Montreurs de curiosités

Responsables scientifiques : Philippe Bourdin (PR Histoire) et Aurelia Vasile (ingénieur d’études)
Laboratoires associés : CHEC, MSH
Disciplines : Histoire, Histoire de l’art, Humanités numériques
Inscription dans les axes scientifiques de la MSH : « Rupture, Révolutions, Innovation »
Durée du projet : 24 mois

Ce projet de recherche participative s’inscrit dans le champ de l’histoire des spectacles forains et de curiosités (montreurs d’optique, de marionnettes, de cires, dresseurs, jongleurs, acrobates, prestidigitateurs, etc.) de la fin du XVIIIe siècle jusqu’à la fin du XIXe. Il prend la suite des travaux sur le théâtre provincial engagés dans le cadre du Centre d’Histoire « Espaces & Cultures » et de la MSH de Clermont-Ferrand (UAR 3550)[1]. Les deux formes de représentation sont indissociables, quelles que soient les lois qui, depuis le Premier empire, tentent de les distinguer : leur art, leurs thématiques, leur intrication dans un même numéro sont des constantes, et l’échec relatif des entrepreneurs des comédies provinciales a pour corollaire au XIXe siècle un appel de plus en plus fréquent aux montreurs de curiosités ou une dénonciation de plus en plus vive de leur concurrence. Les curiosités sont révélatrices et de manières ancestrales de jouer de son corps et des croyances des spectateurs (ou de leur naïveté, de leurs émotions), et d’une manière de voir et de dire le monde (les limites de l’humanité et de l’animalité, les ailleurs oniriques, l’histoire en marche, la reconquête religieuse des esprits, etc.). C’est une rencontre avec des publics très divers, parfois très populaires, et avec des artistes qui ont majoritairement vécu dans l’anonymat, quelles que soient les tournées de quelques-uns rendus célèbres. C’est aussi une promenade dans des lieux de représentation qui vont de la rue au scènes municipales ou privées, de la maison particulière à l’auberge ou au cabaret.
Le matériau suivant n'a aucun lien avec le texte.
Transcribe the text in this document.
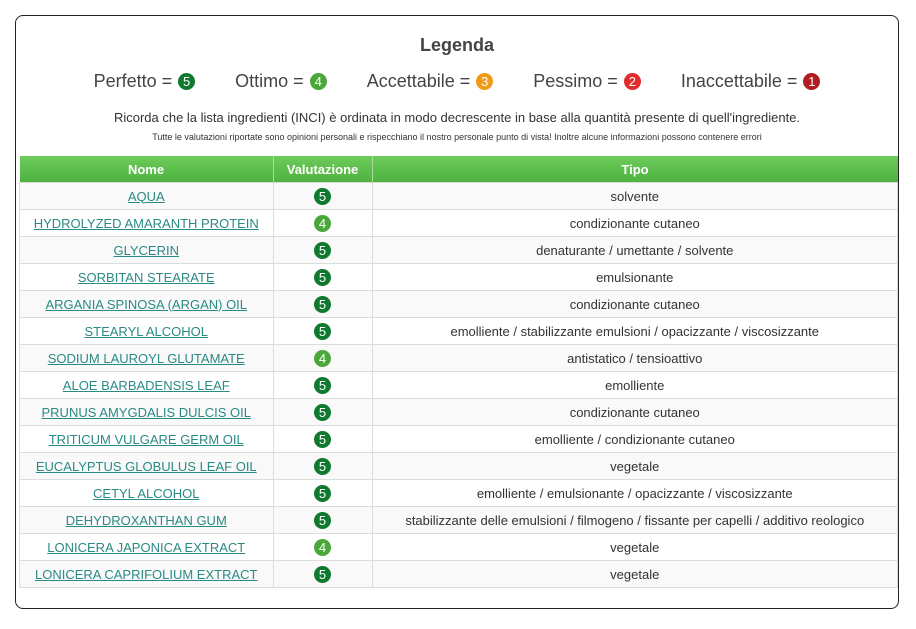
Legenda
Perfetto = 5 Ottimo = 4 Accettabile = 3 Pessimo = 2 Inaccettabile = 1
Ricorda che la lista ingredienti (INCI) è ordinata in modo decrescente in base alla quantità presente di quell'ingrediente.
Tutte le valutazioni riportate sono opinioni personali e rispecchiano il nostro personale punto di vista! Inoltre alcune informazioni possono contenere errori
Nome	Valutazione	Tipo
AQUA	5	solvente
HYDROLYZED AMARANTH PROTEIN	4	condizionante cutaneo
GLYCERIN	5	denaturante / umettante / solvente
SORBITAN STEARATE	5	emulsionante
ARGANIA SPINOSA (ARGAN) OIL	5	condizionante cutaneo
STEARYL ALCOHOL	5	emolliente / stabilizzante emulsioni / opacizzante / viscosizzante
SODIUM LAUROYL GLUTAMATE	4	antistatico / tensioattivo
ALOE BARBADENSIS LEAF	5	emolliente
PRUNUS AMYGDALIS DULCIS OIL	5	condizionante cutaneo
TRITICUM VULGARE GERM OIL	5	emolliente / condizionante cutaneo
EUCALYPTUS GLOBULUS LEAF OIL	5	vegetale
CETYL ALCOHOL	5	emolliente / emulsionante / opacizzante / viscosizzante
DEHYDROXANTHAN GUM	5	stabilizzante delle emulsioni / filmogeno / fissante per capelli / additivo reologico
LONICERA JAPONICA EXTRACT	4	vegetale
LONICERA CAPRIFOLIUM EXTRACT	5	vegetale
À travers les archives de police, les journaux, les registres de garnis et de passeports, il s’agit de retrouver quantité d’artistes itinérants spécialisés dans les curiosités, ou de vérifier l’imprégnation entre le théâtre et celles-ci. Les résultats de ces enquêtes nourrissent la base de données https://spectacle-de-curiosites.msh.uca.fr/ Celle-ci permet d’une part d’additionner des caractéristiques individuelles (jusqu’aux caractéristiques physiques des saltimbanques, afin de vérifier la corrélation entre différents facteurs : période de guerre, mutilations, évolution en conséquence de la pratique du métier), d’autre part d’interroger par période et espace géographique les tournées artistiques. L’idée est aussi d’aller plus loin dans la compréhension des spectacles, non seulement en comprenant leur contenu (sur lequel, par exemple, les transparents des lanternes magiques, s’avère des plus évocateurs tant sur l’évolution technique des supports que sur la transmission qu’ils assurent), mais encore en les rapportant aux mentalités et à l’état culturel des espaces considérés, parcourus ou non par le colportage, sensibles ou non à la caricature, à la presse, au livre, modelés différemment par un univers onirique (selon, par exemple, que l’on habite la montagne ou les rives océanes), soumis plus ou moins aux soubresauts politiques, etc. En bref, il s’agit de nourrir une réflexion scientifique et d’intérêt patrimonial sur l’histoire sociale et culturelle de la France aux XVIIIe et au XIXe siècles grâce à une observation par en bas des phénomènes sociaux et de mobilité.

Lauréat de l'appel à projets simplifié 2024, ce programme est soutenu financièrement par la MSH de Clermont-Ferrand et de l'institut des Lettres Langues Sciences Humaines et Sociales de l'Université Clermont-Auvergne.